Higher as well as further education has its part to play.  Many of our most innovative and profitable small businesses operate in high tech fields, like IT and bioscience, where very advanced skills are required.  The Prime Minister reminded us, only a couple of weeks ago, of the premium which high level skills in science and technology command.  But I know some smaller employers can still find it hard to engage with the universities that can offer them skills at that level.

So to help existing companies, my Department and the Regional Development Agencies fund around 1,400 Knowledge Transfer Partnerships.  They’re intended to link small businesses with universities by placing an associate, usually a postgraduate, with the company for two to three years, to work on an innovation project.  And I know that many associates end up working permanently in the companies where they’re placed.  We’re currently looking to increase the number of partnerships and to introduce shorter associate placements of around three to six months.  And since the partnerships are UK-wide, I hope this will be of benefit to firms here in Wales as well as in England.

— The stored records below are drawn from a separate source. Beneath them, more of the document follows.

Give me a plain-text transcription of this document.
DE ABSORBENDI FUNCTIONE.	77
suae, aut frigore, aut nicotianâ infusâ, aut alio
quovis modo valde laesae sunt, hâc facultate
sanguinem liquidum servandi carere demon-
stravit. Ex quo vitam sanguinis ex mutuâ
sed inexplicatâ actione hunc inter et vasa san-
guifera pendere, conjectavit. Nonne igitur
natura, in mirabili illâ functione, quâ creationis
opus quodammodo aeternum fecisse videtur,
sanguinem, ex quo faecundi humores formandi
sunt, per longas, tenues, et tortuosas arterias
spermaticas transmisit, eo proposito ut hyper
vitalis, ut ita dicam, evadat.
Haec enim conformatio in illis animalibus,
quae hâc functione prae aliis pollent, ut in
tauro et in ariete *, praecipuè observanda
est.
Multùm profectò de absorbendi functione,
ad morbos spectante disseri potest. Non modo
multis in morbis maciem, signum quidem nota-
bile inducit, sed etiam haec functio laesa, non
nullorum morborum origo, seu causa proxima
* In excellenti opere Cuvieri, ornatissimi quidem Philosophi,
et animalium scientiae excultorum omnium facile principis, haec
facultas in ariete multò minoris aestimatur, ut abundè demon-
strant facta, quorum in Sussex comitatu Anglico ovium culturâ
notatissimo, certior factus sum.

I also think it’s important that we equip as many as possible of our brightest young people with the business skills they’d need to establish businesses of their own successfully.  It’s in pursuit of that aim that public money supports two centres of excellence in the teaching and learning of entrepreneurship at university level, as well as the National Council for Graduate Entrepreneurship, which promotes the development of enterprise and the business skills and attitudes amongst students.

The National Council’s Flying Start programme, in particular, has already helped many graduates to turn innovative ideas into going concerns.  People like Fatima Al-Bawa, whose visit to a Flying Start event in Cambridge has led to a new and more patient-friendly design of hospital gown, or Nin Castle, who established her Goodone clothing business after visiting a similar event in Manchester.  We’ve got to build on work like that.  So, from this spring, University Enterprise Networks will be established to bring together universities, private companies and RDAs in equipping students with the right skills for employment, including self-employment.

Chairman, I said earlier that we in Government need to keep on looking for new ways in which we can help small business and promote entrepreneurship and self-employment.  We’re not alone in that.  The Dragon’s Den entrepreneur and innovator, Peter Jones, is nurturing young entrepreneurial talents as well.  His new national skills academy proposal received Government backing last autumn. And I can tell you today that I’ve invited Peter to lead a review, to identify the extent to which FE colleges and universities are able to support potential new and small businesses, and what more support they’re able to offer people entering self-employment from education or unemployment.

The review will highlight strong or innovative practice in further and higher education, like at the University of Plymouth, where the Faculty of Art helped Bigbury Mint, a local firm making bespoke medals, to develop new digital techniques, or in Warwick, where the Science Park not only brings together technology businesses in a creative hub but helps them raise startup and development capital.  Peter’s review will look at models like these and make recommendations to me about how the offer to small businesses could be improved and involve a wide range of public, private and third sector organisations, and a report by the end of May, and I’m very grateful to Peter Jones for giving his time to this important work to help strengthen small businesses and entrepreneurship in this country.

So Chairman, small businesses, together with the people who have the ambition and foresight to create them, are essential to this country’s current and future wellbeing.  By acting to support their skills needs, not just for today but also for the longer term, the Government is showing its commitment to building a more entrepreneurial, more innovative and more prosperous Britain.